George Osborne reassures Wall Street: UK won't become 'Little Britain'

Wall Street Bull

George Osborne has promised American bank bosses that a post-Brexit Britain will “do everything we can to make the UK the most attractive place in the world to do business”.

The chancellor toured Wall Street banks on Monday as he began a mission of “selling Britain to the world” in the wake of the UK’s decision to leave the European Union.

“We’re out there selling Britain to the world,” Osborne said on MSNBC’s Morning Joe on Monday as he began his tour of global financial powerhouses, which will also see him travel to China and Singapore in the coming weeks. He conceded that “it’s going to be a challenge” but said the UK would not become “Little Britain” and instead would reposition itself as “a beacon for free trade, democracy and security, more open to that world than ever”.

“We are not turning in on ourselves as a country,” he said. “We may be leaving the EU, but we are certainly not leaving global free markets, free trade ... a place where global business can come and do business.”

Asked on MSNBC if there was anything that could be done to prevent Britain actually leaving the EU following the referendum vote, Osborne said the people had spoken, and while he was personally disappointed, the government would take its instructions from the voters.

“You can’t take the East German view that ‘the people are wrong, and we need to elect new people’,” he said. “We are strong democracies. When the people speak, the politicians need to take that instruction.”

However, Osborne said he viewed the 52% vote to leave as an instruction to make Britain more, not less, global. “We made the decision to leave, but we have now got to make a decision about what kind of country we want to be,” Osborne said. “And I don’t want us to be a Britain that turns in on itself, becomes less tolerant, becomes more divided.

“I want us to interpret the result as an instruction for Britain to be more outward-facing, to have stronger economic and trade ties with, for example, the United States.”

The US is the largest single destination for UK exports, and the UK is America’s largest trading partner in Europe. In 2014 UK exports to the US were worth £88bn – or 17% of total UK exports – and the UK is the US’s sixth-largest trading partner.

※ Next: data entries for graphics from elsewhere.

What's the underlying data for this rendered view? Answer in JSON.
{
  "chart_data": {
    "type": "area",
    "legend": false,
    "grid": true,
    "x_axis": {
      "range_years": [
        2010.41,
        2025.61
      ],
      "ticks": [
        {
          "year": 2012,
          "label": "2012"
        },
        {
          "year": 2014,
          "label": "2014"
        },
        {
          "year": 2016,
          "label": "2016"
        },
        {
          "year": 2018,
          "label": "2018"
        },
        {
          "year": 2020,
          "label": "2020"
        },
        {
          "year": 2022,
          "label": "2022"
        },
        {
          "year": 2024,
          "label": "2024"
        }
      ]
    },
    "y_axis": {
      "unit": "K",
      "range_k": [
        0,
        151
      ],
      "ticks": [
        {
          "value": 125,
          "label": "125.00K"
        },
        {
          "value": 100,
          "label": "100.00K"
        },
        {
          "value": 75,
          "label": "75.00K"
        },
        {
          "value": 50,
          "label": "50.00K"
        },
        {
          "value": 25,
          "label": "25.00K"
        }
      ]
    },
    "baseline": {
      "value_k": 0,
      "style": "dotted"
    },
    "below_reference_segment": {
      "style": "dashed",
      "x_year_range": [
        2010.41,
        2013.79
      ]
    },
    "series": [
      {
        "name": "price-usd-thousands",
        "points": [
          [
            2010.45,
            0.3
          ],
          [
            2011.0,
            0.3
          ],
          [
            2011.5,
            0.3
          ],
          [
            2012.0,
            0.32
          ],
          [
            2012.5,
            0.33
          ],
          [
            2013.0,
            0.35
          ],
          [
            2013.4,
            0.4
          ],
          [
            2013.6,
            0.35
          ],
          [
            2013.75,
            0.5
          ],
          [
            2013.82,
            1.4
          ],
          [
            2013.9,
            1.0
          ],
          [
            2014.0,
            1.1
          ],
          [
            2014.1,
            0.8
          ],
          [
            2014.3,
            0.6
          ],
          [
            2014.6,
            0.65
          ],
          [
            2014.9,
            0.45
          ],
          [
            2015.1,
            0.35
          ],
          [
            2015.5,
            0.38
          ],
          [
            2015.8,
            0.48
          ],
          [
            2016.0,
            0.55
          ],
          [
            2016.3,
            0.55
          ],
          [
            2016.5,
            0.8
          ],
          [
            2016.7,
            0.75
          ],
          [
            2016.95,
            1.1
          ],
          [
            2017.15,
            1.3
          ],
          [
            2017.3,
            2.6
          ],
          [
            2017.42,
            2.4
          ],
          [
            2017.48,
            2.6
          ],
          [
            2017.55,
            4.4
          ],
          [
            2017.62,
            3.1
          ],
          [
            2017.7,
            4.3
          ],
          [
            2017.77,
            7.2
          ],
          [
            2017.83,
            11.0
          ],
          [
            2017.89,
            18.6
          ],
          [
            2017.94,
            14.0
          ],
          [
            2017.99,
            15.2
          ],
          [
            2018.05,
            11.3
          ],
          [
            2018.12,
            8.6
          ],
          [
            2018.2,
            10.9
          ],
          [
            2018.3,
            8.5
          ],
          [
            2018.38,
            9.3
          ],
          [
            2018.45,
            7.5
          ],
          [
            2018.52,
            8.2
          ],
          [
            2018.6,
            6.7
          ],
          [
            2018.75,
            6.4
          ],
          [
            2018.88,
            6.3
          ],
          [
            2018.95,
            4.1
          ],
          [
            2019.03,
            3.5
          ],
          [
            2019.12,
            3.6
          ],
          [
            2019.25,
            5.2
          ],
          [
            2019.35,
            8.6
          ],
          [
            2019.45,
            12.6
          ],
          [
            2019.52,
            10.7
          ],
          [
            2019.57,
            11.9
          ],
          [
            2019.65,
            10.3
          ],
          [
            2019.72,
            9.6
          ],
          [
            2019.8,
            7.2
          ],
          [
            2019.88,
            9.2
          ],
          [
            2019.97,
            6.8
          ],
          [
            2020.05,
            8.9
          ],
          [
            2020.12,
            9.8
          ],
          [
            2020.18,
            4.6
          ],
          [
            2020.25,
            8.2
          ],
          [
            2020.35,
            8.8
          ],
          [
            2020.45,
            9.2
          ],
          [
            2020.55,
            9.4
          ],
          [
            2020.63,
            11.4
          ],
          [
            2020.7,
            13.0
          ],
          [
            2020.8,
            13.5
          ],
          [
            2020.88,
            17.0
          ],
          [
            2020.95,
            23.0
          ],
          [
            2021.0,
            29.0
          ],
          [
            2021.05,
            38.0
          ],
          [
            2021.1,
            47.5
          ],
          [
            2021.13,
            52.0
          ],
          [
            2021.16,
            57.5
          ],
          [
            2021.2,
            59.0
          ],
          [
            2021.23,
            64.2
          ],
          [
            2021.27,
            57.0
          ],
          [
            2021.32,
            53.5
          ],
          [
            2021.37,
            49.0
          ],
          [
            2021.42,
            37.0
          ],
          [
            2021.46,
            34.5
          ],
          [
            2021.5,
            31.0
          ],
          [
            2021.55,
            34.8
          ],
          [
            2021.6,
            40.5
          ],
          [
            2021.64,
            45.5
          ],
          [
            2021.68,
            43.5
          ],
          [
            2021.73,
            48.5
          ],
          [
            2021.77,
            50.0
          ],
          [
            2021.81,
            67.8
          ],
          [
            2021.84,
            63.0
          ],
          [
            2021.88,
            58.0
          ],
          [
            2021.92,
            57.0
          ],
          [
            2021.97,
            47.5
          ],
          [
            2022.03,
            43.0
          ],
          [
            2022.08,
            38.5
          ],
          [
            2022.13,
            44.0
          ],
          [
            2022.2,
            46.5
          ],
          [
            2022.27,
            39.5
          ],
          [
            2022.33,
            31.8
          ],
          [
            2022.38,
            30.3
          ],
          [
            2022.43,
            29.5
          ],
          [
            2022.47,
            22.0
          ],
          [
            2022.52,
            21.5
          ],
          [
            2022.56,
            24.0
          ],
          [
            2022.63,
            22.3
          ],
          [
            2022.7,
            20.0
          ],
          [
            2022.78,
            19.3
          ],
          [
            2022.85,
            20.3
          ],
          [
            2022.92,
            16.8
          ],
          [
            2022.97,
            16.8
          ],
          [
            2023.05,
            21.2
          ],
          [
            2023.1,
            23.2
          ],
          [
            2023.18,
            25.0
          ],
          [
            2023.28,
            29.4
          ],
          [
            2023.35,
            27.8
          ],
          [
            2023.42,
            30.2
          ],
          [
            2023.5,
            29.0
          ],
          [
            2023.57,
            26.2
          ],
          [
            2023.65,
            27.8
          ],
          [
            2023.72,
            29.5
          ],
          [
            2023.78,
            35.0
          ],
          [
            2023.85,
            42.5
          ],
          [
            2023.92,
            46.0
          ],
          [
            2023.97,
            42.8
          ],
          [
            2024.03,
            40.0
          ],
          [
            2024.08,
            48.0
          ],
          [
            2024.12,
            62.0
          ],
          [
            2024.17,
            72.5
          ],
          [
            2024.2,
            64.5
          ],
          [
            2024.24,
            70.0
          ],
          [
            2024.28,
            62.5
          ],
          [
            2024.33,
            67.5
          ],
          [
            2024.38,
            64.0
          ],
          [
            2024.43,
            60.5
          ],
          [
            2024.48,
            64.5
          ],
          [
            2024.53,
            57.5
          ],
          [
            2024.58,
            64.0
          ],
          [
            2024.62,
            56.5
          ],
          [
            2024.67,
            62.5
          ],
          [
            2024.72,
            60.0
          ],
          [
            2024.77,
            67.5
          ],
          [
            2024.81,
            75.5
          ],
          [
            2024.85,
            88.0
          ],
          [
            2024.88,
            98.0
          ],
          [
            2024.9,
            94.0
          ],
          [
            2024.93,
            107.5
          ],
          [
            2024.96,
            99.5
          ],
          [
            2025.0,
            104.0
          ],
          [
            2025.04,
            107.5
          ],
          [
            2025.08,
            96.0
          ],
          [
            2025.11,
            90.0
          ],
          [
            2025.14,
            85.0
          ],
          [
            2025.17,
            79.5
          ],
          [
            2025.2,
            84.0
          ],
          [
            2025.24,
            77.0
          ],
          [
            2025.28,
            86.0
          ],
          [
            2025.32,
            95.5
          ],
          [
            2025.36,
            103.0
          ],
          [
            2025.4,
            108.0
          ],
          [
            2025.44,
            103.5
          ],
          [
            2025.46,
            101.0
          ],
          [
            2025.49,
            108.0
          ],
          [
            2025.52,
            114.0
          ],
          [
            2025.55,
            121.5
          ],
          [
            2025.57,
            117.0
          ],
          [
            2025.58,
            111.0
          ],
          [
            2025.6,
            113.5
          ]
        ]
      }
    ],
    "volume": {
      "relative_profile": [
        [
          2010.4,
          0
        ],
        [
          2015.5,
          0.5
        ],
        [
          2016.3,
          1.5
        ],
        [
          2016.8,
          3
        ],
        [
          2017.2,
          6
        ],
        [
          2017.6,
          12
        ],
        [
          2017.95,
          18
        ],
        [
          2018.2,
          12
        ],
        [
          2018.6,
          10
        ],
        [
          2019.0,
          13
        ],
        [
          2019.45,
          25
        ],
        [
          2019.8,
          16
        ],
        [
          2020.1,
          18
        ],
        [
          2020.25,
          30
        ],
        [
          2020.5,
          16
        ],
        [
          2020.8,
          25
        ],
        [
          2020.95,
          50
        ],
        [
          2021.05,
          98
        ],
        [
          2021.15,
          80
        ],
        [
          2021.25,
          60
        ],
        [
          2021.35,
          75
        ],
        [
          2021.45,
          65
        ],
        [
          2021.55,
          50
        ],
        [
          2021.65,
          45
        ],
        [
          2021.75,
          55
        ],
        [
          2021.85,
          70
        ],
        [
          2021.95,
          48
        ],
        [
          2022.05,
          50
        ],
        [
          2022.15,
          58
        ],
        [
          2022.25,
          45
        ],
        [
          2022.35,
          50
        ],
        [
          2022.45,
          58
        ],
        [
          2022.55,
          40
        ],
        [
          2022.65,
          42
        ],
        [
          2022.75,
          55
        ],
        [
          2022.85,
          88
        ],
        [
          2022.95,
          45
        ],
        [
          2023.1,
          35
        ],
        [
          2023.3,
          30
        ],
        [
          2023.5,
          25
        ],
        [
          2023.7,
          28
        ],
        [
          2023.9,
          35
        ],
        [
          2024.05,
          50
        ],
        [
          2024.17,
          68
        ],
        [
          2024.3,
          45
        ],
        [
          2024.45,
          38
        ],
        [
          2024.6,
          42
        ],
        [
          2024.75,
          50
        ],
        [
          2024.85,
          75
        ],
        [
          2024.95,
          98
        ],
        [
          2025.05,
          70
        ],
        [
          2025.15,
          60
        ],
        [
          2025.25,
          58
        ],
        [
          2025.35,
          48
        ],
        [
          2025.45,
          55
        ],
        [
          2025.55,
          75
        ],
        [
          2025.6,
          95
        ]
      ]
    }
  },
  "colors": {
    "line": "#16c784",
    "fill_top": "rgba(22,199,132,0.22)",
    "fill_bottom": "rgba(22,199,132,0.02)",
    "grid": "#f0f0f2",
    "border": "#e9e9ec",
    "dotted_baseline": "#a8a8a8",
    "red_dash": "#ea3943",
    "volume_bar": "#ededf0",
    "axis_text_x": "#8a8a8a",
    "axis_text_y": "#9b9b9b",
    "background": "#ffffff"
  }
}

The chancellor’s mission to the US came as the S&P 500 index hit a record high and London’s FTSE 100 officially became a bull market – up 20% from a recent low.

His visit was kicked off with an opinion piece in the Wall Street Journal, where Osborne wrote that a post-Brexit Britain “must start with a closer economic relationship with North America”. He said he had spoken with with the House speaker, Paul Ryan, “several times in the past two weeks about a stronger trading relationship”. His overtures come after Barack Obama said Britain would be “at the back of the queue” for a new trade deal if it voted to quit the EU.

Osborne will also meet the US treasury secretary, Jack Lew, in London in the coming days.

Osborne has already spelled out a future for a post-Brexit UK as a low-tax financial and corporate centre. He has set a goal of reducing UK corporation tax to less than 15% to try to prevent multinational companies from uprooting their headquarters from Britain.

UK corporation tax currently stands at 20%, down from 28% when Osborne took office in 2010. The average corporation tax rate in the G20 was 28.7% in January 2015, according to the Oxford University center for business taxation.

The Organisation for Economic Co-operation and Development has warned that cutting company taxes further “would really turn the UK into a tax haven type of economy”.

In recent years, UK companies have left Britain for Ireland, where the corporate tax rate is 12.5%.

The Bank of England is this week expected to cut interest rates, which are already at a record low of 0.5%, to improve sentiment.